Let’s compare some of them to the present buildings.
St. Mark’s Basilica
During Ruskin’s visit in 1876-77, the Basilica was threatened by thorough restoration work that was destroying much of its original decoration. Many of the mosaics decorating the interior of the southern side of the church were lost during the work; luckily, we can still see the fragments in the museum on the upper floor of the church.
Ruskin’s vision, according to which restoration was merely “a lie”, had a strong influence on the local intellectuals of the time and finally led to the salvation of the church from more destruction.
His watercolor depicting the northwest side of St. Mark’s Basilica is a clear attempt to record the beauty of the mosaic, the only one still in the facade today which dates back to the 13th century.
The Doge’s Palace
Ruskin described the Doge’s Palace as “the central building of the world”: reconciling Roman, Lombard, and Arab architectonic traditions.
He did not, however, admire the architecture of the entire palace. His praise of the Byzantine and Gothic styles, opposed to the “decay” represented by the Renaissance, made him favor the earlier 14th century southern facade of the building.
According to Ruskin, the eastern facade, built in the 15th century, shows signs of the “degradation of the Gothic” and the Porta della Carta, the main gate dating to 1438, is the point where “the vice reaches its climax”!
The only exception on the eastern facade was the last capital of the colonnade, engraved with the allegories of justice, or “the lawgivers”. The capital is described as “the most beautiful of the whole series … very noble; its groups of figures most carefully studied, very graceful, and much more pleasing than those of the earlier work, though with less real power in them” (Stones of Venice, Volume II, 1853).
Starting in 1875, several of the original capitals were removed and replaced with copies because of their fragility.

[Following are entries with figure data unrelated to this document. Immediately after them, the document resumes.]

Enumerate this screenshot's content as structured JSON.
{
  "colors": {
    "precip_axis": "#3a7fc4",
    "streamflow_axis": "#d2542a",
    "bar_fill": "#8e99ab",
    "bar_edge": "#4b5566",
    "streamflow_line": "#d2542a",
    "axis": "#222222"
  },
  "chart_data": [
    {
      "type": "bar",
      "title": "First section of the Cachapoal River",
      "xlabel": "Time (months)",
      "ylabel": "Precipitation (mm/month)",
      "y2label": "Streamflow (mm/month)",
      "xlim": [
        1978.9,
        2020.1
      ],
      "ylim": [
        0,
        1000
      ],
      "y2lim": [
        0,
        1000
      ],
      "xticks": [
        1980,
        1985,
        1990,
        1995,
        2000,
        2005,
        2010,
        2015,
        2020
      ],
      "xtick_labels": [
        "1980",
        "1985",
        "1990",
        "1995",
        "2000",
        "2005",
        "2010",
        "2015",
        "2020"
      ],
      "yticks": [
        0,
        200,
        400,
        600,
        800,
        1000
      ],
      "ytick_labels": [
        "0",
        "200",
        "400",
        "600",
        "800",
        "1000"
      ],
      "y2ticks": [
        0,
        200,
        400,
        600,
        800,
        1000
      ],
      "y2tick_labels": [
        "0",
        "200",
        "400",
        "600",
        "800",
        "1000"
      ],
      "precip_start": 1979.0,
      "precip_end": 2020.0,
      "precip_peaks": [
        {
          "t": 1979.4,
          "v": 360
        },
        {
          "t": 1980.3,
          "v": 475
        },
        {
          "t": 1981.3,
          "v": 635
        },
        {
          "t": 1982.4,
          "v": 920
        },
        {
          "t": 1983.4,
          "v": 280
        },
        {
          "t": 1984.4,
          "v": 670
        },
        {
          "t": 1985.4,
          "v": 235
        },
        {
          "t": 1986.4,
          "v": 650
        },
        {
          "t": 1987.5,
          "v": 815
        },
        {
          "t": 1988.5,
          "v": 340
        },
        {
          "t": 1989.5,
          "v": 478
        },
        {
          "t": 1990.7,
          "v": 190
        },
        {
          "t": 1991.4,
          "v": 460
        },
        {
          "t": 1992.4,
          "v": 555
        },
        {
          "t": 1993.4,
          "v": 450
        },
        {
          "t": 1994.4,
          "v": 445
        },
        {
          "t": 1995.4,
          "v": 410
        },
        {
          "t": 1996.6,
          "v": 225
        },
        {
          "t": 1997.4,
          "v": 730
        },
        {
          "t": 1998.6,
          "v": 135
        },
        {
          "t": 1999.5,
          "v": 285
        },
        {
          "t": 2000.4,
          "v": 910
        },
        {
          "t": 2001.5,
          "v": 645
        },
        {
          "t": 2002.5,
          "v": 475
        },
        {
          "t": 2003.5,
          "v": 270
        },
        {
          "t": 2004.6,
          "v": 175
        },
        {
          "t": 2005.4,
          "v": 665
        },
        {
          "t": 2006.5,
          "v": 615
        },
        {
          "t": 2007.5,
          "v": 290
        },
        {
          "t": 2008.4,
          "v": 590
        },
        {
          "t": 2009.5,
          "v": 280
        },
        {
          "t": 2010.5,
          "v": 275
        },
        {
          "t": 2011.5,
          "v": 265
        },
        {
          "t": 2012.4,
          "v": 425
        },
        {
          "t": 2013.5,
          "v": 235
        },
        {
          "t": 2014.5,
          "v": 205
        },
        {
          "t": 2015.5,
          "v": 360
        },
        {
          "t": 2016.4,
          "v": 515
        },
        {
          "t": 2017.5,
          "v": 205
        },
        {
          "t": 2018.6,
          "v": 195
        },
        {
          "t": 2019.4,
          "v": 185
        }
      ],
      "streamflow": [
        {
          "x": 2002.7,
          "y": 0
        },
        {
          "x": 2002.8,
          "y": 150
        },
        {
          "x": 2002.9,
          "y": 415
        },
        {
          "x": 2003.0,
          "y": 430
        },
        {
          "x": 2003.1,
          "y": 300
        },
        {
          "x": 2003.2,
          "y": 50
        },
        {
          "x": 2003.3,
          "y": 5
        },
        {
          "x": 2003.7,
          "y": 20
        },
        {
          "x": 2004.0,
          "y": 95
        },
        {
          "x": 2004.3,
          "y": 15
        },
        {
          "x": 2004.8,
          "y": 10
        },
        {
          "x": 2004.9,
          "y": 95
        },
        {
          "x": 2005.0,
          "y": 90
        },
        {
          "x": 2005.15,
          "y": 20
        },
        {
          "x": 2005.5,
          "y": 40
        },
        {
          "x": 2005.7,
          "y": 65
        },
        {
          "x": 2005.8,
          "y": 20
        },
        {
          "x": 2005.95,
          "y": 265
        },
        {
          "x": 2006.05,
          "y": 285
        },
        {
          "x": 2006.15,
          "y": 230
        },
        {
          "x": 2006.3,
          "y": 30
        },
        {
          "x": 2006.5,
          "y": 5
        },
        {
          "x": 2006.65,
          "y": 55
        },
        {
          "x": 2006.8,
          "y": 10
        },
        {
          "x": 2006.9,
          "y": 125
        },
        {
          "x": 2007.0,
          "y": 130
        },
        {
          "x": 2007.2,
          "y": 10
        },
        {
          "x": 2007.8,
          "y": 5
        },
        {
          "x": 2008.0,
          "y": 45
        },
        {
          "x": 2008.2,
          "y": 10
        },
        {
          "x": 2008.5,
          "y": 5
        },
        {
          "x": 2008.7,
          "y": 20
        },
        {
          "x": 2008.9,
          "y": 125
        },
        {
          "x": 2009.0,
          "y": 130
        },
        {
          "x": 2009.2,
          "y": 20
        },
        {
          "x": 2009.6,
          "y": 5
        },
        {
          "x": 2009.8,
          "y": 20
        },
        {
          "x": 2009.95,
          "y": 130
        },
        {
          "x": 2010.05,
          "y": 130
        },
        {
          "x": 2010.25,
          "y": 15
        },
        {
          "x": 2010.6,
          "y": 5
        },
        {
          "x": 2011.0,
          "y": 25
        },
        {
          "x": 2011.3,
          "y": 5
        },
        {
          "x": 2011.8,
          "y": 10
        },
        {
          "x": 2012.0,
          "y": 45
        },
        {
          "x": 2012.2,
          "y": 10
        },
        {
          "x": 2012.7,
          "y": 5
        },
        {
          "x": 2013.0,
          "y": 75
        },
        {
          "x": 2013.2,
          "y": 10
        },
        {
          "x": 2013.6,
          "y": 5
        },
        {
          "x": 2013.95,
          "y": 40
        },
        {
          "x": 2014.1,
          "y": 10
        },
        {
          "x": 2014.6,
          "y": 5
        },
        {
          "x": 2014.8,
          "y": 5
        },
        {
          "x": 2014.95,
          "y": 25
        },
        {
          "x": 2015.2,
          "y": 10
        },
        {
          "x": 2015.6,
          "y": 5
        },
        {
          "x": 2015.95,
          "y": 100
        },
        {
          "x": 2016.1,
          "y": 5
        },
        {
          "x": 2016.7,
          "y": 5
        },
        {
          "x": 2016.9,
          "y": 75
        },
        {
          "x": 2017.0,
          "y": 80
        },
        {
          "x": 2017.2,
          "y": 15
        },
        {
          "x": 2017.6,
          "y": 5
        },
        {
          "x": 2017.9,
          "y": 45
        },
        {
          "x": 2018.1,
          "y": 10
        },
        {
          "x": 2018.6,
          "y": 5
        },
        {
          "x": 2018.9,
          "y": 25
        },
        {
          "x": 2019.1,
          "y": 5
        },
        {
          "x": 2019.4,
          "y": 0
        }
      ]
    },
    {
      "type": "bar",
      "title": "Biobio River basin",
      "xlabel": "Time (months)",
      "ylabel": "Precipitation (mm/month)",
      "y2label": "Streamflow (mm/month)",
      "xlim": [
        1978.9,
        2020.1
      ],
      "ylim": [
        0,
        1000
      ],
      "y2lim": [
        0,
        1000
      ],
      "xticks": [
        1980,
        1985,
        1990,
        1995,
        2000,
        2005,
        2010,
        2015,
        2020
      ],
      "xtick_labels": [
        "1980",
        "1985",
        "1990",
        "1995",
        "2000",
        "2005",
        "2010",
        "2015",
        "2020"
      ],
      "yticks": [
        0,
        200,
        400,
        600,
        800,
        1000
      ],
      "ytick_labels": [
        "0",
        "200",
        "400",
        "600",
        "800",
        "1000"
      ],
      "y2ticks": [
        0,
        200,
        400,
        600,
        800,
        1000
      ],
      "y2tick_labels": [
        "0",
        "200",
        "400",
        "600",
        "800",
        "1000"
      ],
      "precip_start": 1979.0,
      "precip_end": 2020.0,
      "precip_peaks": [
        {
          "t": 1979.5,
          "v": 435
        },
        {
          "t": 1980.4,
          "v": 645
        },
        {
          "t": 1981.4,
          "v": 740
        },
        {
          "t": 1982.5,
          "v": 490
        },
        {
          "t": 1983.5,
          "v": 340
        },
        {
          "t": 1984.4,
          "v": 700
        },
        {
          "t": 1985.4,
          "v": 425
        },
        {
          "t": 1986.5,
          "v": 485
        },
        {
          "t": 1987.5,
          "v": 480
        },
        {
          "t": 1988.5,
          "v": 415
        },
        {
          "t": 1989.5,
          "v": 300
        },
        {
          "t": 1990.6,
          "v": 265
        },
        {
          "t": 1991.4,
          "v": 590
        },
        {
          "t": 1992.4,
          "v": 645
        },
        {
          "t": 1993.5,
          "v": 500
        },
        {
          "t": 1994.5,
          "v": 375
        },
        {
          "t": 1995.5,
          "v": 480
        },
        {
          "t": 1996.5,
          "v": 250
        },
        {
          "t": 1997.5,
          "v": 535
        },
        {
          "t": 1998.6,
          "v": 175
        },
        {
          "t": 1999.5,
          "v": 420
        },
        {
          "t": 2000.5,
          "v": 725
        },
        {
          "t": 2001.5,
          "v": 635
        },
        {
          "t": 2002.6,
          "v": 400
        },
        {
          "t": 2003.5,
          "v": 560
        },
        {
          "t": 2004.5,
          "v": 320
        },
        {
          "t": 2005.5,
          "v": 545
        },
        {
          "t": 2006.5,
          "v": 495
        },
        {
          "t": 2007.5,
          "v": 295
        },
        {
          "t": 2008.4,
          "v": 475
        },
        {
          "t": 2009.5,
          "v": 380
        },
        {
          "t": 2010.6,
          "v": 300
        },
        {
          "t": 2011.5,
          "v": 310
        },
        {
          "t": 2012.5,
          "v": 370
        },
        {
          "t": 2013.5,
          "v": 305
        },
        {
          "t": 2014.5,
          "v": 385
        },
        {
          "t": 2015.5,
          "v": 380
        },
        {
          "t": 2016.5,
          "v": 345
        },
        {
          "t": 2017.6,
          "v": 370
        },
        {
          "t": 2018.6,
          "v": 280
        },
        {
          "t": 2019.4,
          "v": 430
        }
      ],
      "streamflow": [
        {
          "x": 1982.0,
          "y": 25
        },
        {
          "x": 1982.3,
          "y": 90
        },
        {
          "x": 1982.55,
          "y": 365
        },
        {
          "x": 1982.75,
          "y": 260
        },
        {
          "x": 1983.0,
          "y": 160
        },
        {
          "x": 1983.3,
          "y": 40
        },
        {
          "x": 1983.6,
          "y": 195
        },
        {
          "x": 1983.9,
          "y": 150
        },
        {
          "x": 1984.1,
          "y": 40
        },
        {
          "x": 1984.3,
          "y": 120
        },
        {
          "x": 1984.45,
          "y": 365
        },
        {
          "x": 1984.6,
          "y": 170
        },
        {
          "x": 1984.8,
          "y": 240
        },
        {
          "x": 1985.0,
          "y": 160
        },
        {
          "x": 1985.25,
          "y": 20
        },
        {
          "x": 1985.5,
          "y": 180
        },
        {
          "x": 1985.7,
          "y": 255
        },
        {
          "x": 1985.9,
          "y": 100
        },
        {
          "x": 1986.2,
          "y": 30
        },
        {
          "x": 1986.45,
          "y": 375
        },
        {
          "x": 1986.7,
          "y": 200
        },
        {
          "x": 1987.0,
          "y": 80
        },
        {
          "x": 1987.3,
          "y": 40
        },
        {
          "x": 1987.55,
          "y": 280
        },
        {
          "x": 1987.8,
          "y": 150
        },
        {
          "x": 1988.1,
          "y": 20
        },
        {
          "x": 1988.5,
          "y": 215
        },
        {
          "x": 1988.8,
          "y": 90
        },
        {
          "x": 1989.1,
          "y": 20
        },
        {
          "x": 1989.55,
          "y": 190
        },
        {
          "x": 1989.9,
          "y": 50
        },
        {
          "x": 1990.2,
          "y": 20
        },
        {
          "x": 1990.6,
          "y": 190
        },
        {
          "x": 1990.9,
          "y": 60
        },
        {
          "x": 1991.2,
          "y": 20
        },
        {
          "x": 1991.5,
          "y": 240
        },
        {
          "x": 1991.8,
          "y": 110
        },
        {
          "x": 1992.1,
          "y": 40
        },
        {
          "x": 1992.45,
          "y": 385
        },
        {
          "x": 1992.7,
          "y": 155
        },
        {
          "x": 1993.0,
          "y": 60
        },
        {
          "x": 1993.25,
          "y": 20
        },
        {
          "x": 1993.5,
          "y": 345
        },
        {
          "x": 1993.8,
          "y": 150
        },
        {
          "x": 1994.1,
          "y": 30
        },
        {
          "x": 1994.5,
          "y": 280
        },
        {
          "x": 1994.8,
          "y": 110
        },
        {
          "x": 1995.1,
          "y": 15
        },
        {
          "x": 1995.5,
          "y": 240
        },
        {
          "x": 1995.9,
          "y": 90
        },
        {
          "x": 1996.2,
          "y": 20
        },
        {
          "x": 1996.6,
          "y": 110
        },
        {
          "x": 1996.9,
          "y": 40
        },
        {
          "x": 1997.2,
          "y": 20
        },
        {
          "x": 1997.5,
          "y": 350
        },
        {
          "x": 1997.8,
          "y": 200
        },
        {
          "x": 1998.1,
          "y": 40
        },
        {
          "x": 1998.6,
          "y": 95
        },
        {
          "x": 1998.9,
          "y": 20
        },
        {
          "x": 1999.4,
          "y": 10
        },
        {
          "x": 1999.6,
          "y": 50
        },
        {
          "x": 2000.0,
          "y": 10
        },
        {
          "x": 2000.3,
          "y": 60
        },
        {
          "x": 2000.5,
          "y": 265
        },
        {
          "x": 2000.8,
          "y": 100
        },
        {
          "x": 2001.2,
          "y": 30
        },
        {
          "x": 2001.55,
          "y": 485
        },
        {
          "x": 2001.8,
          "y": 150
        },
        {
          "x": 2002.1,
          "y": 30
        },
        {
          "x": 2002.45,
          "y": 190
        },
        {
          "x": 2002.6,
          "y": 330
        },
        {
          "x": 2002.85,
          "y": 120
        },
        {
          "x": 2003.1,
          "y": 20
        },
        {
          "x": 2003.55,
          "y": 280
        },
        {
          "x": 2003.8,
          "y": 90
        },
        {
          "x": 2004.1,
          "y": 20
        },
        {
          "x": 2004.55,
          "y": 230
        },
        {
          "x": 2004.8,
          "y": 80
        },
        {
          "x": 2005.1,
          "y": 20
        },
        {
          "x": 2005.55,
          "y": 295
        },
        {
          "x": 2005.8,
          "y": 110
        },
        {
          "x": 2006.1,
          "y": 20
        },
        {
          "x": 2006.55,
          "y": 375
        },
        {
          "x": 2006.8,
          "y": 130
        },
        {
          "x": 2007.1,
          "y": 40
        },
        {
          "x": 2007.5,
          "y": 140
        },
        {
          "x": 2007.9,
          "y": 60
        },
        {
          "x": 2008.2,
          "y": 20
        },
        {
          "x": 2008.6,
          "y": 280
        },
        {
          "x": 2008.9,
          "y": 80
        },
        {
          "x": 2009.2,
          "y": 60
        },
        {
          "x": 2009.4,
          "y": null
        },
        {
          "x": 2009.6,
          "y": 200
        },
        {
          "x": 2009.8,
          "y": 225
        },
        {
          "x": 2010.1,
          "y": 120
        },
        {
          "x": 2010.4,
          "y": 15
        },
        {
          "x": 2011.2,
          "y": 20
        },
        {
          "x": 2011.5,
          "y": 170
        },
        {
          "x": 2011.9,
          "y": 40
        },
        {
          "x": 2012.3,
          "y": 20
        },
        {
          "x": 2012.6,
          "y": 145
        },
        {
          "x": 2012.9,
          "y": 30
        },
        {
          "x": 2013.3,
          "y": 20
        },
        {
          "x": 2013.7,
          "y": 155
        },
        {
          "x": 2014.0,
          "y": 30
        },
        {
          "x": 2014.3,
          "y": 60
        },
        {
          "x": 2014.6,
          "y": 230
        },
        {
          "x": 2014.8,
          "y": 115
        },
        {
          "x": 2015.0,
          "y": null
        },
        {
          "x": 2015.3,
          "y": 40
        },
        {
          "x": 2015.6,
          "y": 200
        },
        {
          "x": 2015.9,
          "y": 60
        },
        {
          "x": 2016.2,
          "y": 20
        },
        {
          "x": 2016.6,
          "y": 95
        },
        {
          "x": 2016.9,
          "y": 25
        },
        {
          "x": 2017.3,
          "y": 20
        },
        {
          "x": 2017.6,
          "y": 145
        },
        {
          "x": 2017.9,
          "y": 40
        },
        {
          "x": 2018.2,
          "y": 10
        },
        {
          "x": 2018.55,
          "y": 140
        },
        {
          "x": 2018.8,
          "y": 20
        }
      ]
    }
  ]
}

The originals are now on display in the Museo dell’Opera.
Ca’ d’Oro
When Ruskin visited Venice in the 1840s, this gothic palazzo was being “destroyed by restorations”. In a letter to his father, he laments the fact that he spent a day “vainly attempting to draw it while the workmen were hammering it down before my face” and lists the original features that went lost during the renovation process.
In 1846, in fact, the Ca’ d’Oro was bought by a Russian prince, Alessandro Trubetzkoi, who gifted it to Maria Taglioni, a famous dancer who liked collecting palaces along the Grand Canal of Venice (she already had another three). She commissioned the architect Giovan Battista Meduna to carry out the renovation work, and he threw away many of the original pieces and opened new windows on the facade.
Ruskin died in 1900; a few years after the Ca’ d’Oro was purchased by the Baron Giorgio Franchetti, who brought back its Gothic splendor.
Franchetti was able to purchase some of the original pieces of the house, such as the well, but he also added some “lies” to his restoration project. Above the windows of the inner courtyard he placed some patere (Byzantine style carved roundels) that had been removed from another building, Palazzo Grandiben in Castello.
Ruskin had taken a photo of that Palazzo, a daguerreotype which is now the only document showing the patere in their original location.
Ca’ Dario
Built around 1487, this is actually a great example of Early Renaissance architecture attributed to Pietro Lombardo, not the style favored by Ruskin. Yet, the colored marbles in the facade, arranged in fancy roundels, are considered by Ruskin an example of “Renaissance engrafted on Byzantine”, and therefore praised and depicted in detail.
Ruskin was not the only one fascinated by Ca’ Dario. Monet painted it in 1908, and Henry James wrote that “it is made up of exquisite pieces — as if there had been only enough to make it small — so that it looks, in its extreme antiquity, a good deal like a house of cards that hold together by a tenure it would be fatal to touch”.
In 1838, the palazzo was the house of Rawdon Brown, a British historian and Venice expert who helped Ruskin in accessing the historical archives of the city and introduced him to local life. Brown financed the first restoration work of Ca’ Dario, but he had to give up and sold the property after only 2 years because of a lack of funds. It was only in 1904 that new work started to consolidate the fragile structure.
Restoration work on the facade of Ca’ Dario has been completed recently, and now its “exquisite pieces” are shining again above the Grand Canal.